Why do we go to war?
I have always wondered why people want to go to war. I have read a lot of books about the last 2 World Wars and I have never understood the idea why people wanted to kill a group of other people. Why did they feel so superior? I always think about the dictators and what they have missed in their lives that they want to destroy groups of people or want to take over another country. These men must be completely crazy I always thought (and still think by the way).
A normal condition?
But it seems a normal condition for men to want to go to war, it is just in their genes. They need to let go of steam, so they start fighting, states the article. And the reason there is less war since a couple of decades is the increasing amount of men doing sports. They can let go of steam on the sports field and therefore they are more at peace. I can relate to that, because when I get really angry, I go running and after half an hour my mood is completely shifted. Still, I am not a man en don’t have the testosterone they have, but it works for me anyway.
We are the same
If we want a world full of peace, we have to start to be more peaceful in ourselves. For me the idea of us being separated from each other because we look different or speak a different language is the strangest thing in the world. I see it everywhere I go. You’re always an outsider when you don’t speak a language or look or behave different. And that is not just when you go to another country, this can happen in the country you’re born too.

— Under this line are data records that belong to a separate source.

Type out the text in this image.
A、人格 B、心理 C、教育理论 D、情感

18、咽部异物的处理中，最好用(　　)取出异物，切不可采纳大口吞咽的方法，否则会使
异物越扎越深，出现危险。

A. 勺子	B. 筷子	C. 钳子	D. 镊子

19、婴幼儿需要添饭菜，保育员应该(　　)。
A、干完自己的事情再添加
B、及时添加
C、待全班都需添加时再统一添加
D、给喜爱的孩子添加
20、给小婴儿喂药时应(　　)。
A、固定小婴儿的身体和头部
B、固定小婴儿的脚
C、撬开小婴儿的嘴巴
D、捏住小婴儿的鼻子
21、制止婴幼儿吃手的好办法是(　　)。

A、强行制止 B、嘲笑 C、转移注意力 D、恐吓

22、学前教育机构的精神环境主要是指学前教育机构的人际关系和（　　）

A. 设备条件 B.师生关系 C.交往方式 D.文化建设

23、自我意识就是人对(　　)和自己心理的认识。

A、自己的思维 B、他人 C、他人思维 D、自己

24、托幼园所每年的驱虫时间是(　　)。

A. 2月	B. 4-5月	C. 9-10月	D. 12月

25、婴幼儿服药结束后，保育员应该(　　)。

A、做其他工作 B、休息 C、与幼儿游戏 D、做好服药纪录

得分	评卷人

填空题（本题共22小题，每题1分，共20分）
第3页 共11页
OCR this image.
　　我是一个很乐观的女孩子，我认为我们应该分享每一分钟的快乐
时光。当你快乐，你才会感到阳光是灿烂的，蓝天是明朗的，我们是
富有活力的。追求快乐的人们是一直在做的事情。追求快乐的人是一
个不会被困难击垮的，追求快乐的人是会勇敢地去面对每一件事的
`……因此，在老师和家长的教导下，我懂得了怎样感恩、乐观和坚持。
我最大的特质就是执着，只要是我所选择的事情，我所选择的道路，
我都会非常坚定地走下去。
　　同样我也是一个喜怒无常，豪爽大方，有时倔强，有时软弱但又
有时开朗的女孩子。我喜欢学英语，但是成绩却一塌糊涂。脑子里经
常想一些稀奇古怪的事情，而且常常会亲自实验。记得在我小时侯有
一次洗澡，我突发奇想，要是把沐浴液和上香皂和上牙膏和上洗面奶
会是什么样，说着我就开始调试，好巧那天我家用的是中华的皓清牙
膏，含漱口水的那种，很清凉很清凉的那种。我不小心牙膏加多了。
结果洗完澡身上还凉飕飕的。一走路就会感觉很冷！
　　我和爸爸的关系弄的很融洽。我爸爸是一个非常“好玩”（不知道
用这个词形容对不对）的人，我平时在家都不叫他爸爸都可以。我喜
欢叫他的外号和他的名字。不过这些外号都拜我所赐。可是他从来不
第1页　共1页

See the other for who he or she is
Let’s start by seeing ourselves and each other by what we are: spiritual beings trying to create a human life. And if you don’t believe in spirits, you still are a human being trying to do the best things to live your life. And when that is not always easy for you, imagine what it would be for your brother, neighbour or boss. Or the presidents running a country. Of course you want them to be perfect, but in the world we have created I think it is pretty difficult to be and create the best for all people living in the country you rule.
Be happy, wherever you are in life
In the process of writing this article I had a long conversation with a guy I just met. We were talking about life and about the fact that he was lucky enough to learn to be at peace with who he is from a very young age. He asked me why it had taken me so long to get there. For years I would have felt judged or insulted by his question. But now I know, this was the journey I had to take. I had to go through the depths and shit to get where I am now. And even though it might have taken me 44 years. I am very happy where I am right now.